Еще несколько минут они сидели молча. Солдаты кормили карпов в пруду. Роб проводил взглядом водовоза на осле, плетущегося по аллее. И вдруг журналисту пришла в голову одна мысль.
— Кажется, я знаю, как вы можете узнать код.
— Как?
— От музейных работников. Ваших приятелей.
— Вы имеете в виду Касама и Бешета? Курдов?
— Да. В первую очередь — Бешета.
— Но…
— Он по уши влюблен в вас.
Она вновь покраснела.
— Быть того не может.
— Еще как может. — Роб наклонился к ней. — Кристина, вы уж поверьте мне. Я знаю, как распознать тайную, безнадежную мужскую влюбленность. Достаточно того, как он смотрит на вас… прямо как спаниель. — Кристина выглядела чуть ли не оскорбленной. Роб усмехнулся. — Мне кажется, вы недооцениваете то воздействие, которое оказываете на мужчин.
— При чем здесь это?
— Идите к нему. Спросите код. Уверен, он сообщит его вам.
Женщина в чадре перестала целовать своего младенца. Официант чайханы пристально смотрел на европейцев, намекая без слов, что хорошо бы освободить столик для новых посетителей. Роб достал деньги и положил на скатерть.

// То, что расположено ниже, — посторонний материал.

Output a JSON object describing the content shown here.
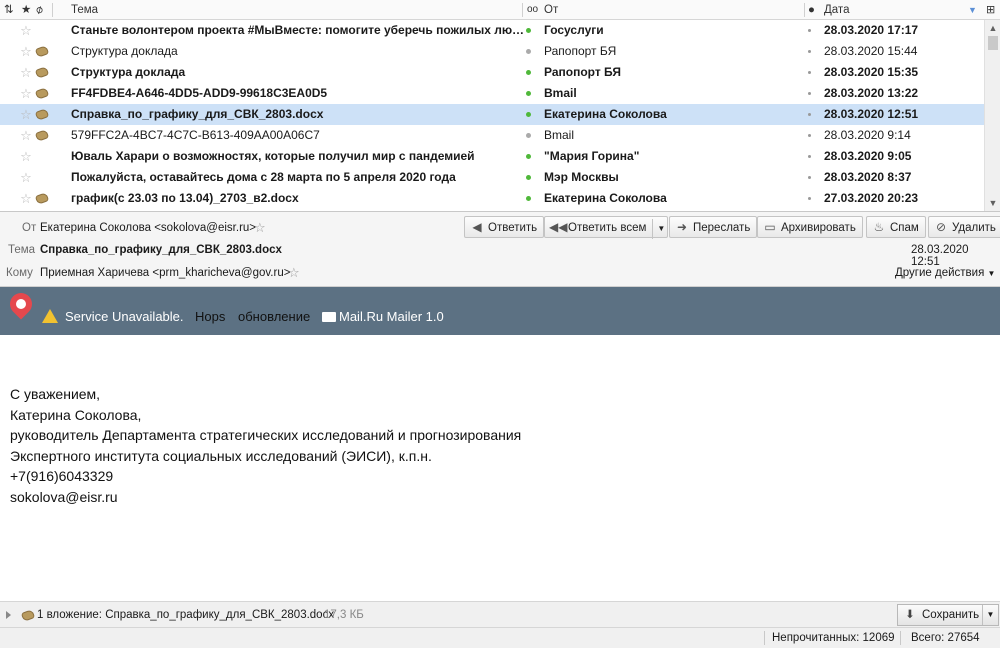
{
  "list_header": {
    "subject": "Тема",
    "from": "От",
    "date": "Дата"
  },
  "messages": [
    {
      "subject": "Станьте волонтером проекта #МыВместе: помогите уберечь пожилых людей от коронавируса",
      "from": "Госуслуги",
      "date": "28.03.2020 17:17",
      "unread": true,
      "attachment": false,
      "selected": false
    },
    {
      "subject": "Структура доклада",
      "from": "Рапопорт БЯ",
      "date": "28.03.2020 15:44",
      "unread": false,
      "attachment": true,
      "selected": false
    },
    {
      "subject": "Структура доклада",
      "from": "Рапопорт БЯ",
      "date": "28.03.2020 15:35",
      "unread": true,
      "attachment": true,
      "selected": false
    },
    {
      "subject": "FF4FDBE4-A646-4DD5-ADD9-99618C3EA0D5",
      "from": "Bmail",
      "date": "28.03.2020 13:22",
      "unread": true,
      "attachment": true,
      "selected": false
    },
    {
      "subject": "Справка_по_графику_для_СВК_2803.docx",
      "from": "Екатерина Соколова",
      "date": "28.03.2020 12:51",
      "unread": true,
      "attachment": true,
      "selected": true
    },
    {
      "subject": "579FFC2A-4BC7-4C7C-B613-409AA00A06C7",
      "from": "Bmail",
      "date": "28.03.2020 9:14",
      "unread": false,
      "attachment": true,
      "selected": false
    },
    {
      "subject": "Юваль Харари о возможностях, которые получил мир с пандемией",
      "from": "\"Мария Горина\"",
      "date": "28.03.2020 9:05",
      "unread": true,
      "attachment": false,
      "selected": false
    },
    {
      "subject": "Пожалуйста, оставайтесь дома с 28 марта по 5 апреля 2020 года",
      "from": "Мэр Москвы",
      "date": "28.03.2020 8:37",
      "unread": true,
      "attachment": false,
      "selected": false
    },
    {
      "subject": "график(с 23.03 по 13.04)_2703_в2.docx",
      "from": "Екатерина Соколова",
      "date": "27.03.2020 20:23",
      "unread": true,
      "attachment": true,
      "selected": false
    }
  ],
  "header": {
    "from_label": "От",
    "from_value": "Екатерина Соколова <sokolova@eisr.ru>",
    "subject_label": "Тема",
    "subject_value": "Справка_по_графику_для_СВК_2803.docx",
    "date_value": "28.03.2020 12:51",
    "to_label": "Кому",
    "to_value": "Приемная Харичева <prm_kharicheva@gov.ru>",
    "other_actions": "Другие действия"
  },
  "toolbar": {
    "reply": "Ответить",
    "reply_all": "Ответить всем",
    "forward": "Переслать",
    "archive": "Архивировать",
    "spam": "Спам",
    "delete": "Удалить"
  },
  "banner": {
    "service": "Service Unavailable.",
    "hops": "Hops",
    "update": "обновление",
    "mailer": "Mail.Ru Mailer 1.0",
    "bg_color": "#5c7183"
  },
  "body": {
    "lines": [
      "С уважением,",
      "Катерина Соколова,",
      "руководитель Департамента стратегических исследований и прогнозирования",
      "Экспертного института социальных исследований (ЭИСИ), к.п.н.",
      "+7(916)6043329",
      "sokolova@eisr.ru"
    ]
  },
  "attachment": {
    "text": "1 вложение: Справка_по_графику_для_СВК_2803.docx",
    "size": "17,3 КБ",
    "save": "Сохранить"
  },
  "status": {
    "unread": "Непрочитанных: 12069",
    "total": "Всего: 27654"
  },
  "colors": {
    "selected_row": "#cde1f7",
    "unread_dot": "#4fb83a"
  }
}
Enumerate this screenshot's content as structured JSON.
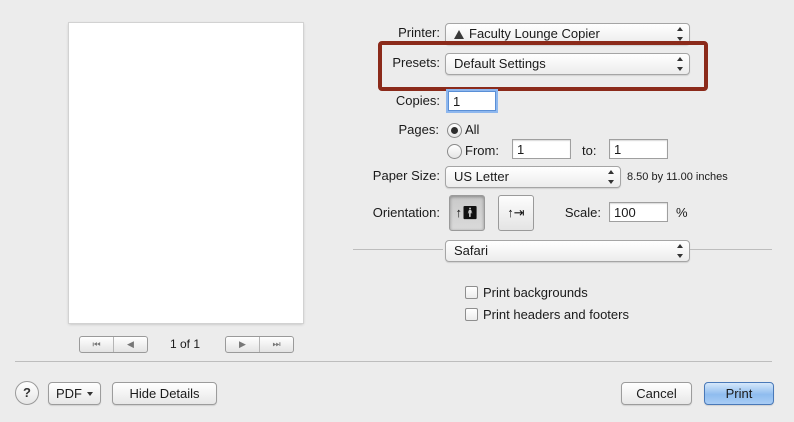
{
  "preview": {
    "page_indicator": "1 of 1",
    "nav": {
      "first": "⏮",
      "prev": "◀",
      "next": "▶",
      "last": "⏭"
    }
  },
  "printer": {
    "label": "Printer:",
    "value": "Faculty Lounge Copier"
  },
  "presets": {
    "label": "Presets:",
    "value": "Default Settings"
  },
  "copies": {
    "label": "Copies:",
    "value": "1"
  },
  "pages": {
    "label": "Pages:",
    "all_label": "All",
    "from_label": "From:",
    "from_value": "1",
    "to_label": "to:",
    "to_value": "1",
    "selected": "all"
  },
  "paper_size": {
    "label": "Paper Size:",
    "value": "US Letter",
    "dimensions": "8.50 by 11.00 inches"
  },
  "orientation": {
    "label": "Orientation:",
    "selected": "portrait"
  },
  "scale": {
    "label": "Scale:",
    "value": "100",
    "unit": "%"
  },
  "section_popup": {
    "value": "Safari"
  },
  "options": [
    {
      "label": "Print backgrounds",
      "checked": false
    },
    {
      "label": "Print headers and footers",
      "checked": false
    }
  ],
  "footer": {
    "help": "?",
    "pdf": "PDF",
    "hide_details": "Hide Details",
    "cancel": "Cancel",
    "print": "Print"
  },
  "colors": {
    "highlight": "#8b2a1a",
    "primary_button": "#8fbcef"
  }
}
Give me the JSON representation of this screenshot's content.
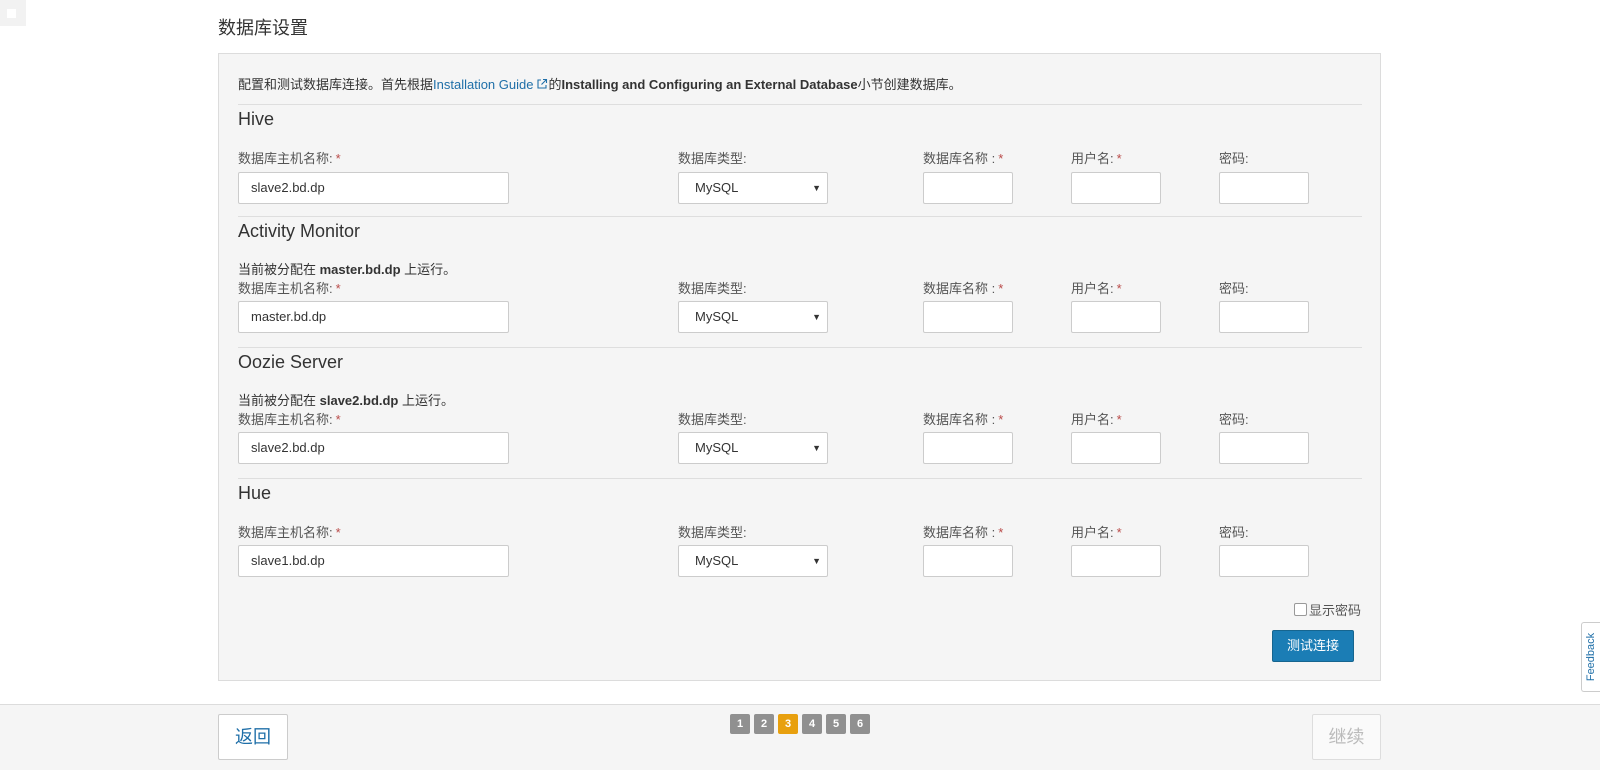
{
  "page": {
    "title": "数据库设置"
  },
  "intro": {
    "prefix": "配置和测试数据库连接。首先根据",
    "link": "Installation Guide",
    "mid": "的",
    "bold": "Installing and Configuring an External Database",
    "suffix": "小节创建数据库。"
  },
  "labels": {
    "host": "数据库主机名称:",
    "type": "数据库类型:",
    "dbname": "数据库名称 :",
    "user": "用户名:",
    "password": "密码:",
    "required": "*"
  },
  "sections": [
    {
      "title": "Hive",
      "note_prefix": "",
      "note_host": "",
      "note_suffix": "",
      "host": "slave2.bd.dp",
      "type": "MySQL",
      "dbname": "",
      "user": "",
      "password": ""
    },
    {
      "title": "Activity Monitor",
      "note_prefix": "当前被分配在 ",
      "note_host": "master.bd.dp",
      "note_suffix": " 上运行。",
      "host": "master.bd.dp",
      "type": "MySQL",
      "dbname": "",
      "user": "",
      "password": ""
    },
    {
      "title": "Oozie Server",
      "note_prefix": "当前被分配在 ",
      "note_host": "slave2.bd.dp",
      "note_suffix": " 上运行。",
      "host": "slave2.bd.dp",
      "type": "MySQL",
      "dbname": "",
      "user": "",
      "password": ""
    },
    {
      "title": "Hue",
      "note_prefix": "",
      "note_host": "",
      "note_suffix": "",
      "host": "slave1.bd.dp",
      "type": "MySQL",
      "dbname": "",
      "user": "",
      "password": ""
    }
  ],
  "show_password": {
    "label": "显示密码",
    "checked": false
  },
  "buttons": {
    "test": "测试连接",
    "back": "返回",
    "next": "继续"
  },
  "steps": {
    "items": [
      "1",
      "2",
      "3",
      "4",
      "5",
      "6"
    ],
    "current": "3"
  },
  "feedback": "Feedback",
  "colors": {
    "primary": "#1b7db5",
    "step_active": "#e8a00e",
    "step": "#909090",
    "link": "#1f6fa8",
    "required": "#b94a48"
  }
}
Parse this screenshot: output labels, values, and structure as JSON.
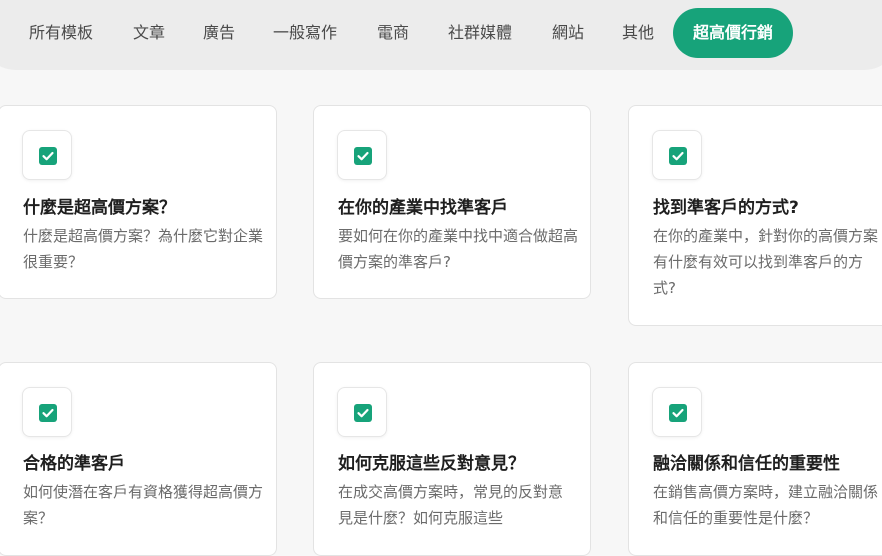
{
  "tabs": [
    {
      "label": "所有模板"
    },
    {
      "label": "文章"
    },
    {
      "label": "廣告"
    },
    {
      "label": "一般寫作"
    },
    {
      "label": "電商"
    },
    {
      "label": "社群媒體"
    },
    {
      "label": "網站"
    },
    {
      "label": "其他"
    },
    {
      "label": "超高價行銷",
      "active": true
    }
  ],
  "accent_color": "#17a37a",
  "icon": "checkbox-checked-icon",
  "cards": [
    {
      "title": "什麼是超高價方案？",
      "desc": "什麼是超高價方案？為什麼它對企業很重要？"
    },
    {
      "title": "在你的產業中找準客戶",
      "desc": "要如何在你的產業中找中適合做超高價方案的準客戶?"
    },
    {
      "title": "找到準客戶的方式?",
      "desc": "在你的產業中，針對你的高價方案有什麼有效可以找到準客戶的方式?"
    },
    {
      "title": "合格的準客戶",
      "desc": "如何使潛在客戶有資格獲得超高價方案？"
    },
    {
      "title": "如何克服這些反對意見？",
      "desc": "在成交高價方案時，常見的反對意見是什麼？如何克服這些"
    },
    {
      "title": "融洽關係和信任的重要性",
      "desc": "在銷售高價方案時，建立融洽關係和信任的重要性是什麼？"
    }
  ]
}
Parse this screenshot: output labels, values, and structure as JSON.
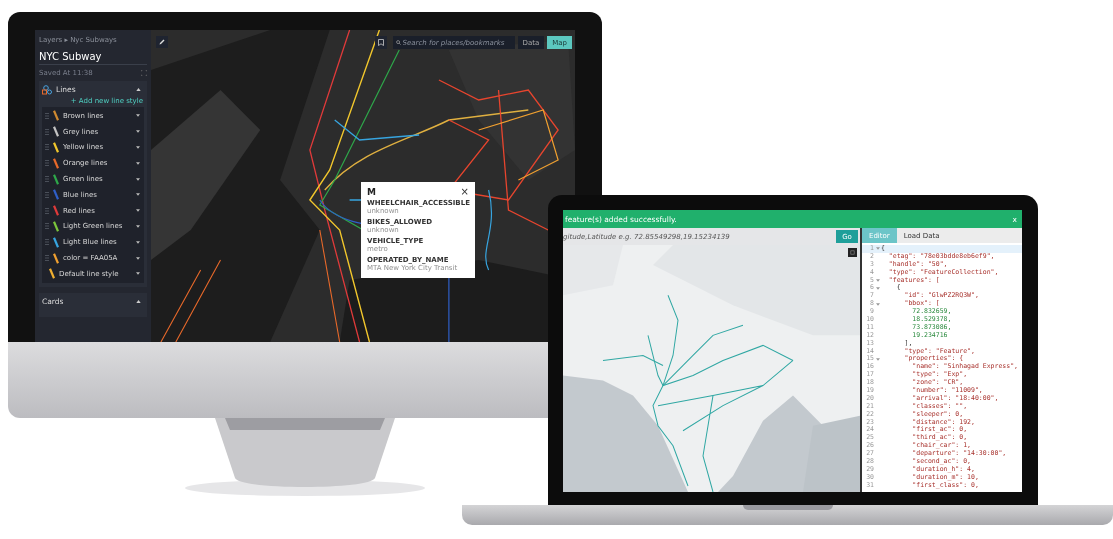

— Итак, вы идете и узнаете код. А потом мы отправляемся в музей и смотрим, что там спрятано. Если ничего нет, мы уезжаем. Согласны?
Кристина кивнула:
— Согласна. — И добавила: — Но ведь завтра праздник.
— Тем лучше.
Оба одновременно поднялись. Но Кристина замешкалась и с тревожным видом посмотрела по сторонам.
— Ну, что еще? — осведомился Роб.
— Роберт, мне страшно. Что Франц мог найти настолько важное, что решил спрятать это в подвал, ничего не сказав нам? Настолько страшное, что считал — это нужно скрыть от всех? Настолько ужасное, что сравнимо с черепами Чайеню?
Неужели они опоздали? И снова упустили преступников?
Форрестер посмотрел на круг из камней, за которым раскинулись зеленые вересковые просторы Камберленда. Детектив припомнил другое дело, расследуя которое искал улики в подобном месте. В Корнуолле. Муж закопал труп жены на вересковой пустоши. То убийство было ужасным — голову так и не нашли. Тем не менее по продуманной жестокости даже это чудовищное преступление не могло сравниться с нынешним делом.
Банда помешанных на жертвоприношениях представляла собой настоящую опасность: психопатическая страсть к насилию сочеталась с развитым интеллектом. Комбинация такая, что хуже не придумаешь.
Форрестер переступил через низенькую деревянную ограду, продолжая обдумывать недавно полученные свидетельские показания. Теперь он точно знал: банда покинула Мэн через несколько часов после убийства. Они переправились на первом же автомобильном пароме из Дугласа в Хейшем, на Ланкаширское побережье, задолго до того, как полиция объявила тревогу, взяв под контроль порты и аэродромы. Один наблюдательный докер из Хейшема вспомнил, что два дня назад видел черную «тойоту-лендкрузер» на утреннем пароме и обратил внимание на пятерых молодых мужчин, которые вышли из машины на стоянке у причала. Все пятеро отправились завтракать. Докер тоже шел на завтрак и сел в кафе рядом с ними.
Форрестер подошел к изящному стоячему серому камню, украшенному изжелта-зеленым мхом. Вынул из кармана блокнот, перелистал несколько страниц и перечитал запись рассказа докера. «Все пятеро были молодыми и рослыми. В дорогой одежде. Но что-то в них было не то».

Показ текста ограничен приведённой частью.